Challenge and Opportunity in Online Customer Experience

Challenge and Opportunity in Online Customer Experience

A recent study by Wharton’s Jay H. Baker Retailing Center and WisePlum suggests rising consumer frustration with retail as shopping shifts online. The survey-based study, “The New Reality: Understanding the Retail Consumer Experience During a Pandemic,” finds mounting customer impatience and decreased loyalty. In a Knowledge@Wharton interview, the study’s co-author, Marketing Professor Thomas Robertson, says these findings are related to underprepared online shopping and loyalty program customer experience and the tech that underpins it.

The Challenge

We have written before about the importance of (and some ways to) deepen customer relations during this time. But Robertson raises an excellent point. “Loyalty programs will not compensate for poor service or a poor product. They will just add cost,” he says. “You have to have the IT in place. Point of sales data, for example, has to be in place for you to be able to use loyalty programs. And if you’re transitioning to online, you have to be ready for it. You have to design integrated online-offline programs.”

As health concerns ferry more and more commerce online, customers’ expectations for a positive virtual shopping experience are on the rise. But businesses have struggled to meet these expectation.

“It’s about a 10% increase in problems from before the pandemic to the middle of May, with some decrease in loyalty. And there is a difference,” says Robertson. “Before, when consumers had problems, the focus was in-store. They would have problems not being able to find things, or they would complain about the messiness of stores or that the salespeople were not helpful. As we got to May, all of this had changed, and what people were now sensitive about was having to pay for shipping to return things, that you needed a receipt to return things, and that the website was difficult to navigate. This seemed to suggest that as the percentage of online sales was going up, many retailers weren’t quite ready for the onslaught and had some trouble coping with it.”

The Opportunity

The takeaway, according to Robertson? “Service recovery is absolutely critical.”

There are some significant bright sides to this story. By smoothing out kinks in your online systems, you can really differentiate your business. There is also a tremendous opportunity in “transforming disappointment into delight.”

In Creating Great Online Customer Experience, a compilation of research by MIT Sloan Management Review (available for download here), Stefan Thomke writes about creating the kind of customer experience that stays with someone:

“When employees are taught to be in tune with the customer’s emotions, they can notice changes in emotional state and respond quickly.

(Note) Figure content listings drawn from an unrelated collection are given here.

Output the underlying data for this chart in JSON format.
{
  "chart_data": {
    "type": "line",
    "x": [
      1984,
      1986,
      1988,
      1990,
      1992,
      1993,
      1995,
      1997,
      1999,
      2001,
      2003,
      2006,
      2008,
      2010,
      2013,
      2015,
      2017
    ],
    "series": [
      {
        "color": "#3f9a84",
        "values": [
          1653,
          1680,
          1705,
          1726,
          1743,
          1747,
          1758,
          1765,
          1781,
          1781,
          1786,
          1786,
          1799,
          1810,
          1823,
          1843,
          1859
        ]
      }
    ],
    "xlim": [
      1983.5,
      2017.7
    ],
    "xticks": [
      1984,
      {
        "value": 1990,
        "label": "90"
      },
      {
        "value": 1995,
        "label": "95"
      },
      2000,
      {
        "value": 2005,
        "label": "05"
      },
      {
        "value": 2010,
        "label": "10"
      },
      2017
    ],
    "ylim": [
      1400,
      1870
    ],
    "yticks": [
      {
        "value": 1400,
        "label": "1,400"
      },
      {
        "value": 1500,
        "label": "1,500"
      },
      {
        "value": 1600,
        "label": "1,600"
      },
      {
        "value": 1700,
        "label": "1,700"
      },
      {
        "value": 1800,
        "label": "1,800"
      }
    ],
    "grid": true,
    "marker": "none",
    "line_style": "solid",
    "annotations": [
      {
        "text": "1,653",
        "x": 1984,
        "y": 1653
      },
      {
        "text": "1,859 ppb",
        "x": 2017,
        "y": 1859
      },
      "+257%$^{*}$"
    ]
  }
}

As their alacrity accelerates the shift from disappointment to delight, the intervention creates a sudden contrast that makes experiences sticky.  Magicians, who constantly think about the audience experience, understand the emotional value of rapid shifts from disappointment and confusion to happy resolution. They have developed techniques to change people’s emotional states. Momentary disappointment at failure to “catch” the magician quickly transforms into delight in his excellence. Disappointment to delight: Magicians know that this emotional transition will wow audiences more than a constant flow of technically perfect tricks. The former creates memorable moments, while the latter may cause eyes to glaze over.”